Mindy's ex-boyfriend gets married and Mindy decides the best way to celebrate the occasion is to make a drunken speech about how her ex once said he wanted to marry her. This good decision is followed up by another great call: biking while intoxicated. Mindy ends up in a pool where she's taunted by a Barbie doll and hauled off to the police station for being a "rapist of peace and quiet.”
She spends the rest of the episode bickering with Chris Messina, boinking a hot British doctor and trying to convince her friend Gwen to set her up on a date. She also delivers a baby and loses a patient to Chris Messina, but mostly she's thinking about hot brunette dudes. To which I can only say: get it girl.
So, Danny is obviously the Jim to Mindy's Pam – right? Except with less sadness and more aggressive bantering. I was mostly too distracted by the fact that Chris Messina played the evil ratings guy in The Newsroomto really pay attention to the nuances of his character but I think I got the broad strokes: cocky, smart, has a soft spot for Mindy even if he doesn't show it, looks like a bulkier BJ Novak. Did I miss anything?
Traditionally, blonde Gwen would be leading lady Mindy and Mindy would be best friend Gwen. I appreciate the symmetry even if Gwen's character is a little loosely sketched out.

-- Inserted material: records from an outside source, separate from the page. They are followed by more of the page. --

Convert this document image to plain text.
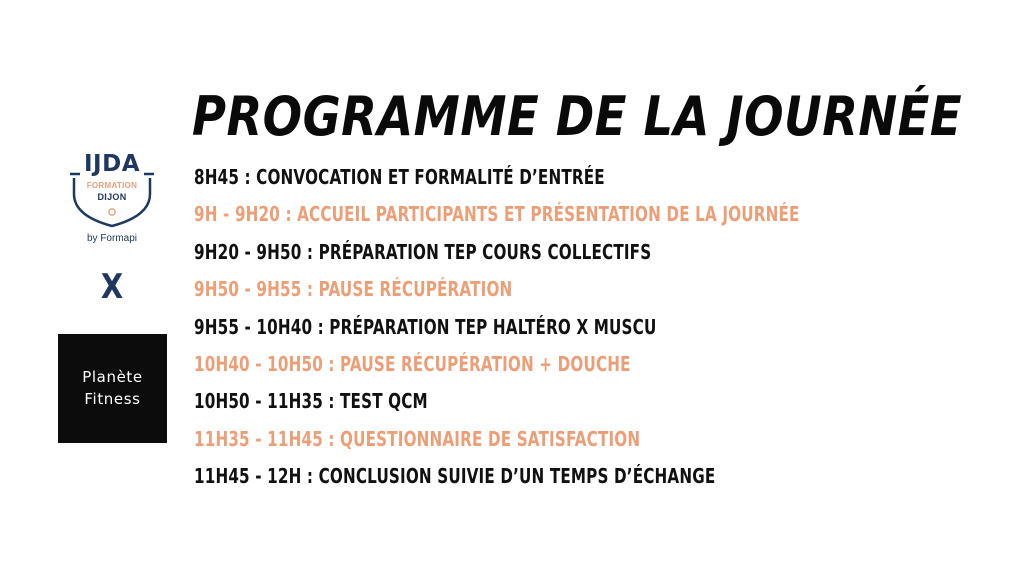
IJDA
FORMATION
DIJON
by Formapi
X
Planète
Fitness
PROGRAMME DE LA JOURNÉE
8H45 : CONVOCATION ET FORMALITÉ D’ENTRÉE
9H - 9H20 : ACCUEIL PARTICIPANTS ET PRÉSENTATION DE LA JOURNÉE
9H20 - 9H50 : PRÉPARATION TEP COURS COLLECTIFS
9H50 - 9H55 : PAUSE RÉCUPÉRATION
9H55 - 10H40 : PRÉPARATION TEP HALTÉRO X MUSCU
10H40 - 10H50 : PAUSE RÉCUPÉRATION + DOUCHE
10H50 - 11H35 : TEST QCM
11H35 - 11H45 : QUESTIONNAIRE DE SATISFACTION
11H45 - 12H : CONCLUSION SUIVIE D’UN TEMPS D’ÉCHANGE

This show is like Scrubs and Grey's Anatomy had a very confident baby. I'm down.
- I would probably also lose my shit if Bill Hader dumped me to date a younger woman. Realism!
- That beautiful red rug in Mindy's (?) home office. Kaling has Nancy Meyers's eye for aspirational interior design.
- Springsteen jokes!
- I also do not find the "pray” part of Eat, Pray, Loveappealing.
- All the dudes on this show look too similar. Mindy, we get it, you have a type. But you should've taken a cue from the CW and made sure your competing love interests were different character types. It's easy to know who to root for when you can be Team Blonde Guy or Pro-Not Doctor Guy. Brunette British Doctor is too similar to Brunette Bostonian Doctor.